Regardless, at this village there were dozens of different locks to test your skills on. There were picks there to use as well if you did not have your own. The difficulty in locks ranged from beginner to expert and there was always someone around to help inform you on different techniques if you cared to learn more about this art.

Social Engineering

This was a new village that I was not aware of until arriving. This village was exactly what it sounded like: situations where social engineering will come in handy. I was only there for a few moments but was quickly intrigued. The name of the experience was called "Mission SE Impossible". It was set up as an obstacle and the 'player' had to make their way through different challenges in order to win. It started off with first escaping from handcuffs, make your way through laser detection, stealing documents (stored "securely" in a locked file cabinet) and many more. It was really eye opening to see how easily, or better yet, how talented some people are with the craft of social engineering.

Capture the Flag

This was also something that interested me. Like every year, the DerbyCon crew set up a CTF event that was located inside the conference. It was free to sign up and register your team. All you had to do was connect to the LAN and start hacking! I signed up for a few moments just to see what it was like and I must say, this was the real deal. The difficulties ranged from beginner to highly advanced and everything in between. Flags were awarded for simple enumeration such as viewing the Page Source of a web page to reverse engineering and forensics. You can easily find yourself working on the CTF for the entire conference so be prepared before-hand if this is something you decide to check out.

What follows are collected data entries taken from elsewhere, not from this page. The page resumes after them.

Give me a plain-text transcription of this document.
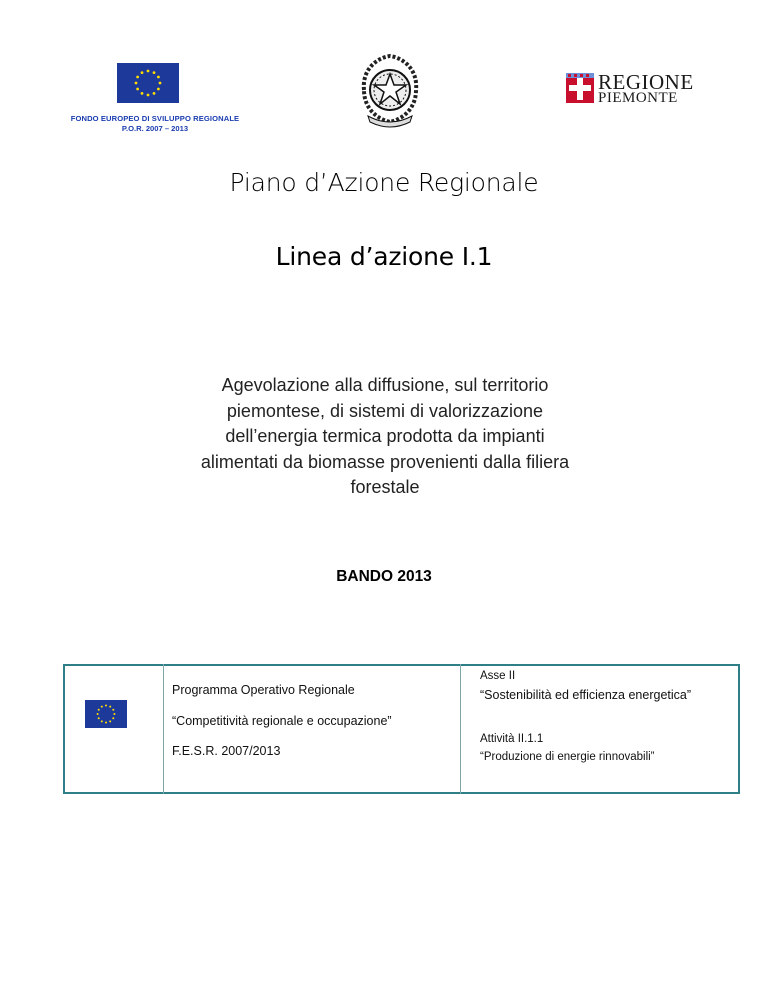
FONDO EUROPEO DI SVILUPPO REGIONALE
P.O.R. 2007 – 2013
REGIONE
PIEMONTE
Piano d’Azione Regionale
Linea d’azione I.1
Agevolazione alla diffusione, sul territorio
piemontese, di sistemi di valorizzazione
dell’energia termica prodotta da impianti
alimentati da biomasse provenienti dalla filiera
forestale
BANDO 2013
Programma Operativo Regionale
“Competitività regionale e occupazione”
F.E.S.R. 2007/2013
Asse II
“Sostenibilità ed efficienza energetica”
Attività II.1.1
“Produzione di energie rinnovabili”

The talks are one of the main events for conferences. Many people have submitted their paper to present and only a select few were accepted. The talks were extremely balanced between 'Red' (Offensive) and 'Blue' (Defensive) topics. A lot of the presenters were also well known security professionals that I recognized from podcasting, blogging and vulnerability research. It was great to listen to the latest and greatest findings that were revealed for the first time publicly during DerbyCon.

Networking / Meeting people

For some, this might be the main reason why people go to conferences, especially DerbyCon. Because the conference is smaller than most, it is very easy to just approach someone and start talking Security with them. I actually met a few 'idols' of mine just by telling them how cool their shirt was or by flat out asking "Hey! Aren't you that one guy?" It was amazing to see how welcoming everyone was and how much respect everyone had with each other during this conference. If you are new to the Information Security realm, I highly recommend walking up to a random person and just asking them your questions.


Parties are also something that people talk about during conferences and DerbyCon was no exception. Dave was able to get Redman and Method Man to play during the first night and PantyRaid to perform the second night. The amount of effort to setup a stage, lights, audio and visuals in the amount of time they do is unreal. The DerbyCon crew did not hold back to anything. Also, there were vendors who had parties as well that was easy to be invited to just by asking.

Final Thoughts

DerbyCon is something special as many have told me. The amount of brilliant people there was something amazing to witness. Additionally, I noticed there was never any judgment shown during the entire conference. If you had a question, you can freely ask. If you didn't know how to pick a lock, people were willing to help teach. If you wanted to pick someones brain on a topic of interest, you could freely ask and most everyone was more than happy to discuss.

The great thing about this conference is that Dave (and friends) prides it on a family atmosphere. You don't have to be a security professional to even go. Honestly, if you have even the smallest interest in security, I would highly recommend attending.  You are also encouraged to bring your kids who are allowed to join for free! This is a conference where everyone is willing to help each other, no matter what. It truly felt like a family.